ピアノにしてもヴァイオリンにしても、スポーツ系の他の分野においても、その指導者の言葉はいつも魔法のように響きます。
「素質があります」とか「才能があります」なんていわれた時には心の中にお花畑が咲き乱れ、乱舞したくなるものです。
特に子供が反抗期だったり、家で全く練習しなかったり、または金銭的な理由でこのままお月謝を注ぎ込んでもなんになるのかしら、と迷いが生じているときは特に、この魔法の言葉は「止める」という選択にブレーキをかけてくれます。
「うん、経済的には苦しいんだけれどね、先生がうちの子は才能があるから今やめたらもったいない、っておっしゃるのよ。だからね、続けさせてるんだけれどさ、」
みたいな感じです。
私も似たようなものでした。
思い通りに毎日の練習ルーティンが回らない時、子供の反抗が酷かったとき、先生によく聞いたものです。
「このまま続ける意味があると思いますか?」
この質問の裏側には、「見込みがあるから、やめるのはもったいない」と言って欲しいという、毎日のバトルに疲れ果てた悲しい母の心の奥の叫びがあります。
当時のロシア人の先生はあっさり、
「子供なんてみんなこんなもんよ。よし、私が言ってやる」
といって「ママの言う通りに練習しなかったら、もううちのクラスにいちゃダメ!私は監視カメラをつけていて、あんたがママの言うことを聞かないのをいつも見てるのよ!」
くらいの脅しをかけてくれたものです。
それがまた、機能するので立派な先生だったのですが(笑)
何が言いたいかというと、子供に素質があるとか才能があるなんて言葉は無意味なことだということです。親はその言葉を宝物のように心に持ち続け、将来、その子が何にもならなかったときに先生の(他人の)せいにするのです。
「あの時、才能があるっていったのに!!!」
ヴァイオリンで特に教えないのに初めから左手のフォームが綺麗な子もいるし、ピアノの構えが教える前から自然にできちゃってる子は実はたくさんいます。
それは才能でもなんてもなく、ただ、たまたま、そうなだけなのです。
でもそれが冷静に受け止められない精神状態の時って、誰にでも巡ってきます。
欧米ではよく、日本語の「才能がある」という訳になる単語を使いますが、軽い気持ちで使われます。

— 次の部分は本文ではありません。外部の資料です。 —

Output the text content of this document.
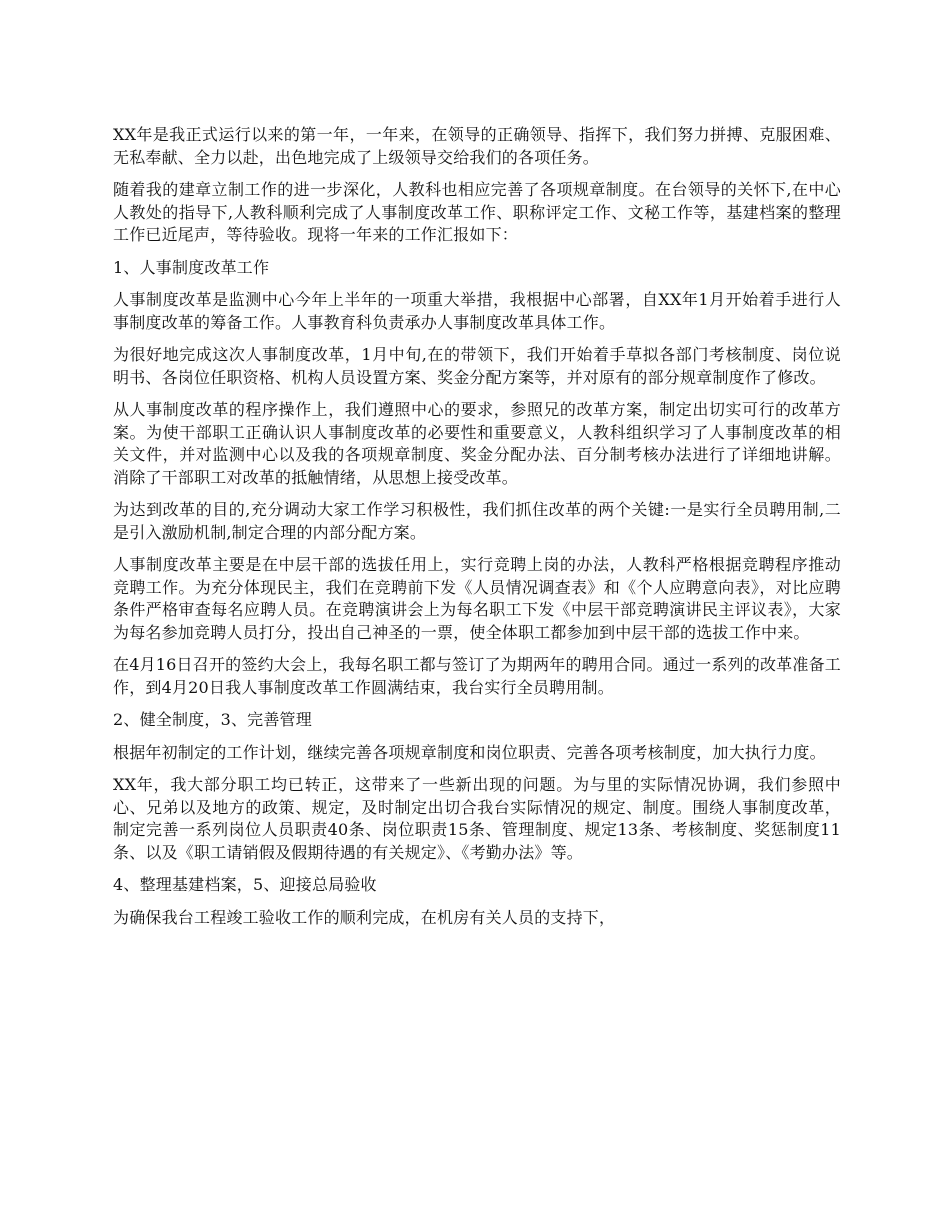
XX年是我正式运行以来的第一年，一年来，在领导的正确领导、指挥下，我们努力拼搏、克服困难、无私奉献、全力以赴，出色地完成了上级领导交给我们的各项任务。

随着我的建章立制工作的进一步深化，人教科也相应完善了各项规章制度。在台领导的关怀下,在中心人教处的指导下,人教科顺利完成了人事制度改革工作、职称评定工作、文秘工作等，基建档案的整理工作已近尾声，等待验收。现将一年来的工作汇报如下：

1、人事制度改革工作

人事制度改革是监测中心今年上半年的一项重大举措，我根据中心部署，自XX年1月开始着手进行人事制度改革的筹备工作。人事教育科负责承办人事制度改革具体工作。

为很好地完成这次人事制度改革，1月中旬,在的带领下，我们开始着手草拟各部门考核制度、岗位说明书、各岗位任职资格、机构人员设置方案、奖金分配方案等，并对原有的部分规章制度作了修改。

从人事制度改革的程序操作上，我们遵照中心的要求，参照兄的改革方案，制定出切实可行的改革方案。为使干部职工正确认识人事制度改革的必要性和重要意义，人教科组织学习了人事制度改革的相关文件，并对监测中心以及我的各项规章制度、奖金分配办法、百分制考核办法进行了详细地讲解。消除了干部职工对改革的抵触情绪，从思想上接受改革。

为达到改革的目的,充分调动大家工作学习积极性，我们抓住改革的两个关键:一是实行全员聘用制,二是引入激励机制,制定合理的内部分配方案。

人事制度改革主要是在中层干部的选拔任用上，实行竞聘上岗的办法，人教科严格根据竞聘程序推动竞聘工作。为充分体现民主，我们在竞聘前下发《人员情况调查表》和《个人应聘意向表》，对比应聘条件严格审查每名应聘人员。在竞聘演讲会上为每名职工下发《中层干部竞聘演讲民主评议表》，大家为每名参加竞聘人员打分，投出自己神圣的一票，使全体职工都参加到中层干部的选拔工作中来。

在4月16日召开的签约大会上，我每名职工都与签订了为期两年的聘用合同。通过一系列的改革准备工作，到4月20日我人事制度改革工作圆满结束，我台实行全员聘用制。

2、健全制度，3、完善管理

根据年初制定的工作计划，继续完善各项规章制度和岗位职责、完善各项考核制度，加大执行力度。

XX年，我大部分职工均已转正，这带来了一些新出现的问题。为与里的实际情况协调，我们参照中心、兄弟以及地方的政策、规定，及时制定出切合我台实际情况的规定、制度。围绕人事制度改革，制定完善一系列岗位人员职责40条、岗位职责15条、管理制度、规定13条、考核制度、奖惩制度11条、以及《职工请销假及假期待遇的有关规定》、《考勤办法》等。

4、整理基建档案，5、迎接总局验收

为确保我台工程竣工验收工作的顺利完成，在机房有关人员的支持下，
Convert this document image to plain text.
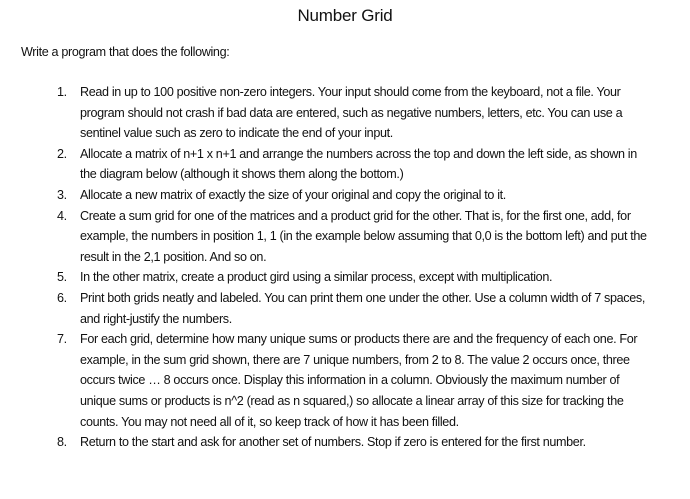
Number Grid
Write a program that does the following:
1.	Read in up to 100 positive non-zero integers. Your input should come from the keyboard, not a file. Your program should not crash if bad data are entered, such as negative numbers, letters, etc. You can use a sentinel value such as zero to indicate the end of your input.
2.	Allocate a matrix of n+1 x n+1 and arrange the numbers across the top and down the left side, as shown in the diagram below (although it shows them along the bottom.)
3.	Allocate a new matrix of exactly the size of your original and copy the original to it.
4.	Create a sum grid for one of the matrices and a product grid for the other. That is, for the first one, add, for example, the numbers in position 1, 1 (in the example below assuming that 0,0 is the bottom left) and put the result in the 2,1 position. And so on.
5.	In the other matrix, create a product gird using a similar process, except with multiplication.
6.	Print both grids neatly and labeled. You can print them one under the other. Use a column width of 7 spaces, and right-justify the numbers.
7.	For each grid, determine how many unique sums or products there are and the frequency of each one. For example, in the sum grid shown, there are 7 unique numbers, from 2 to 8. The value 2 occurs once, three occurs twice … 8 occurs once. Display this information in a column. Obviously the maximum number of unique sums or products is n^2 (read as n squared,) so allocate a linear array of this size for tracking the counts. You may not need all of it, so keep track of how it has been filled.
8.	Return to the start and ask for another set of numbers. Stop if zero is entered for the first number.
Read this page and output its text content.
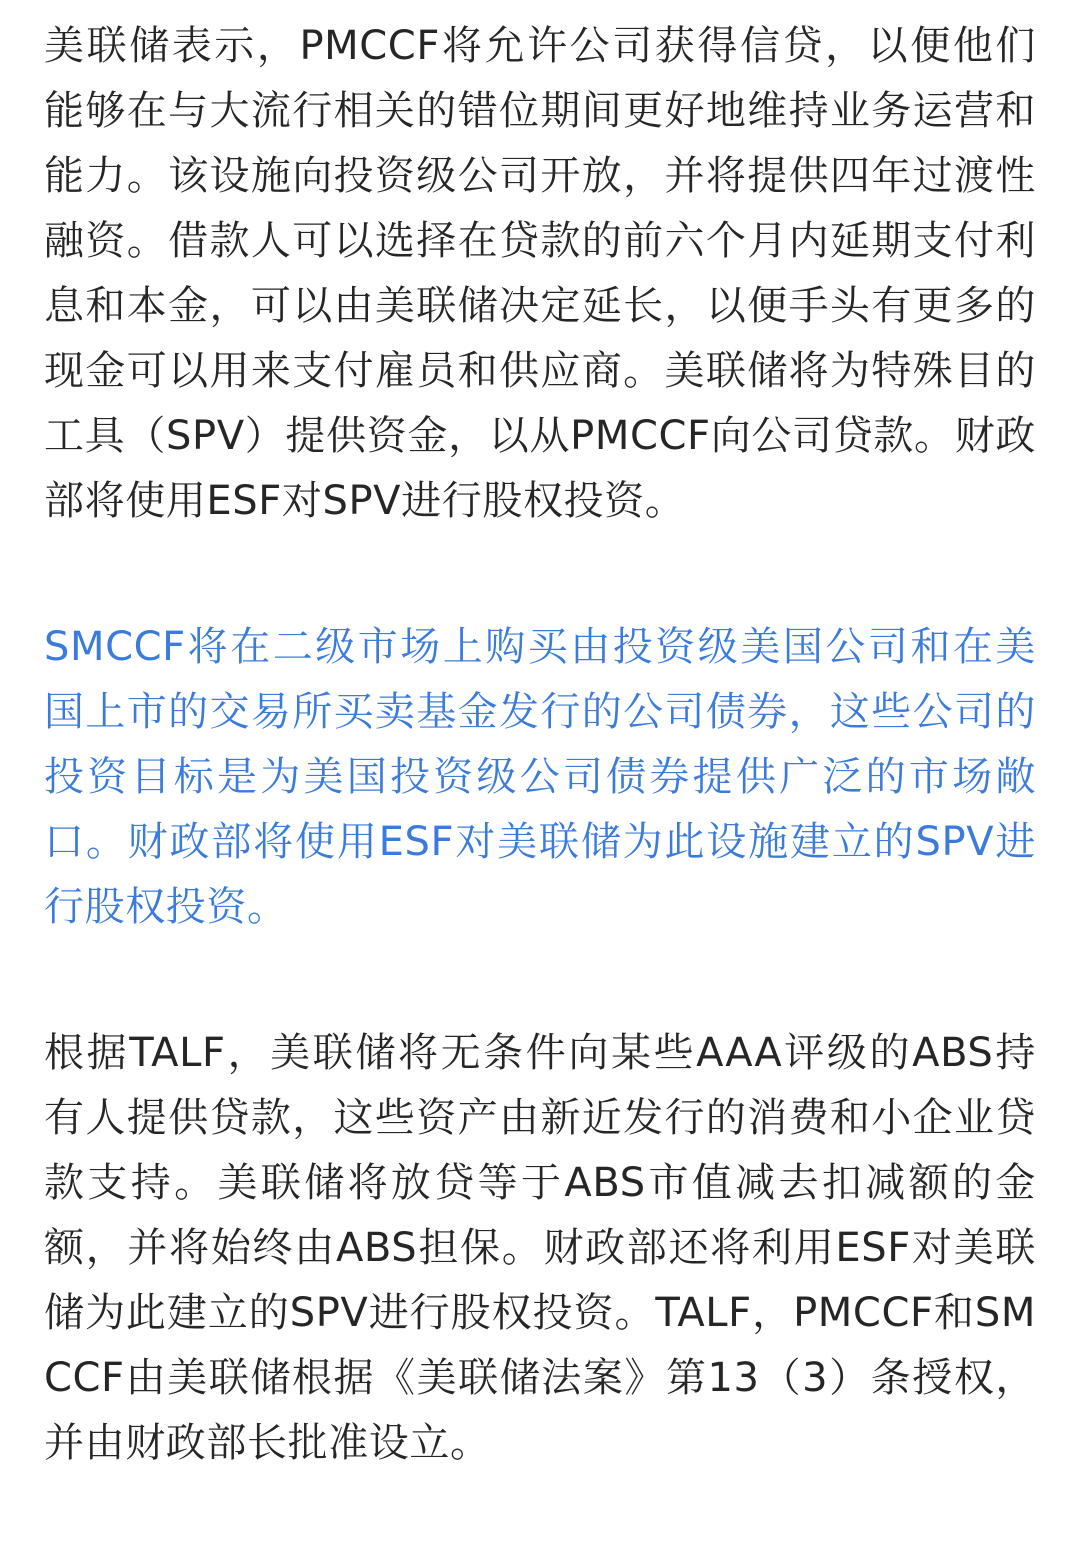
美联储表示，PMCCF将允许公司获得信贷，以便他们能够在与大流行相关的错位期间更好地维持业务运营和能力。该设施向投资级公司开放，并将提供四年过渡性融资。借款人可以选择在贷款的前六个月内延期支付利息和本金，可以由美联储决定延长，以便手头有更多的现金可以用来支付雇员和供应商。美联储将为特殊目的工具（SPV）提供资金，以从PMCCF向公司贷款。财政部将使用ESF对SPV进行股权投资。

SMCCF将在二级市场上购买由投资级美国公司和在美国上市的交易所买卖基金发行的公司债券，这些公司的投资目标是为美国投资级公司债券提供广泛的市场敞口。财政部将使用ESF对美联储为此设施建立的SPV进行股权投资。

根据TALF，美联储将无条件向某些AAA评级的ABS持有人提供贷款，这些资产由新近发行的消费和小企业贷款支持。美联储将放贷等于ABS市值减去扣减额的金额，并将始终由ABS担保。财政部还将利用ESF对美联储为此建立的SPV进行股权投资。TALF，PMCCF和SMCCF由美联储根据《美联储法案》第13（3）条授权，并由财政部长批准设立。
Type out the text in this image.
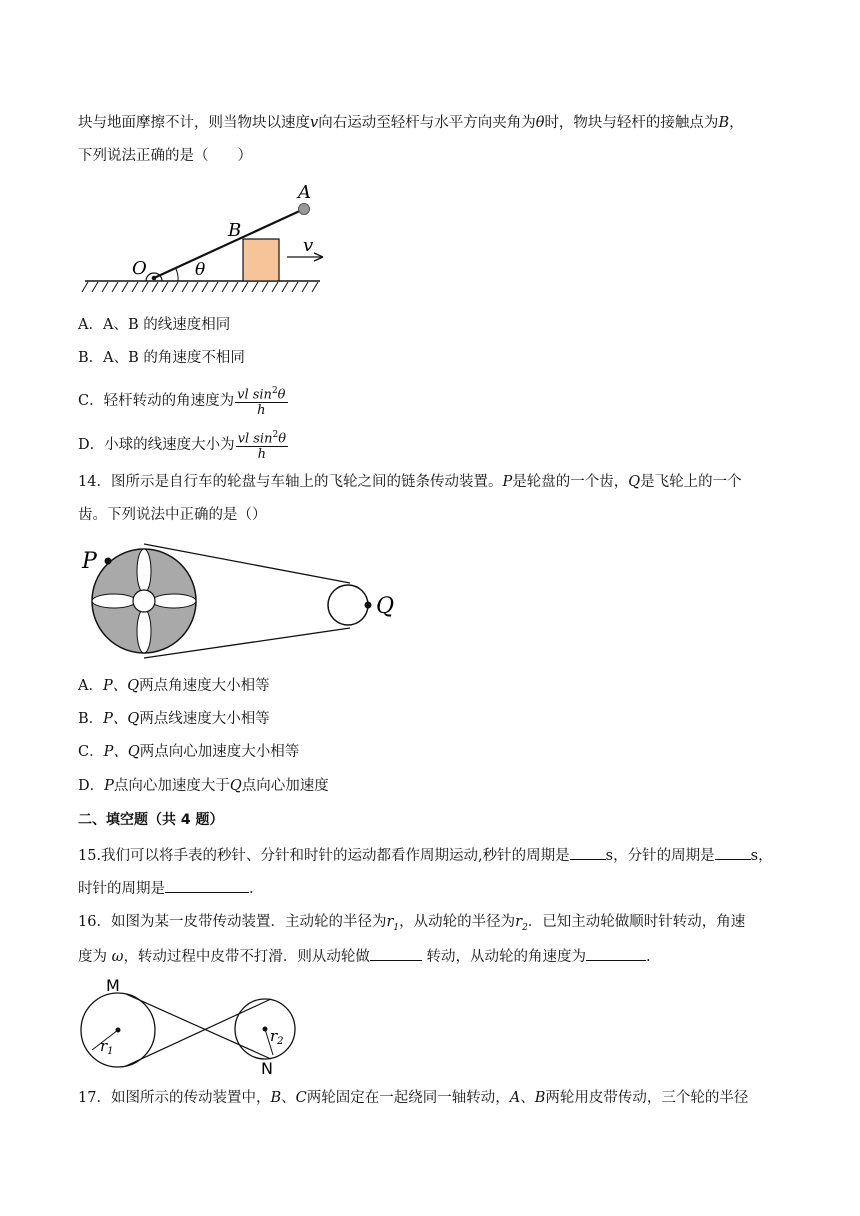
块与地面摩擦不计，则当物块以速度v向右运动至轻杆与水平方向夹角为θ时，物块与轻杆的接触点为B，
下列说法正确的是（　　）
A
B
O	θ
v
A．A、B 的线速度相同
B．A、B 的角速度不相同
C．轻杆转动的角速度为 $\frac{vl \sin^2\theta}{h}$
D．小球的线速度大小为 $\frac{vl \sin^2\theta}{h}$
14．图所示是自行车的轮盘与车轴上的飞轮之间的链条传动装置。P是轮盘的一个齿，Q是飞轮上的一个
齿。下列说法中正确的是（）
P
Q
A．P、Q两点角速度大小相等
B．P、Q两点线速度大小相等
C．P、Q两点向心加速度大小相等
D．P点向心加速度大于Q点向心加速度
二、填空题（共 4 题）
15.我们可以将手表的秒针、分针和时针的运动都看作周期运动,秒针的周期是 s，分针的周期是 s，
时针的周期是	.
16．如图为某一皮带传动装置．主动轮的半径为$r_1$，从动轮的半径为$r_2$．已知主动轮做顺时针转动，角速
度为 ω，转动过程中皮带不打滑．则从动轮做	转动，从动轮的角速度为	.
M
N
$r_1$
$r_2$
17．如图所示的传动装置中，B、C两轮固定在一起绕同一轴转动，A、B两轮用皮带传动，三个轮的半径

極端な話、「子供には全員、才能がある!」的な感じです。
だから、それをいわれて「外人先生に褒められて、うちの子、天才かも?」と舞い上がるのはちょっと危険です(笑)
じゃあ、スランプになった時、レッスンを続けるためには何が必要なの?と思いますが、それは目に見えない期待ではなくてもっと現実的な事です。
周りの環境により、専門の道に行く可能性の高い子供であれば「正しい実績のある指導者」と「曲がらない親のサポート」
一生音楽を趣味で楽しむための子供には「正しい基礎を教えることができて、長く付き合える相性の合う指導者を見つける」
ことではないかと思うのです。
でも、嬉しいですよね。お世辞でも「才能のあるお子さんです」っていわれると。。。。。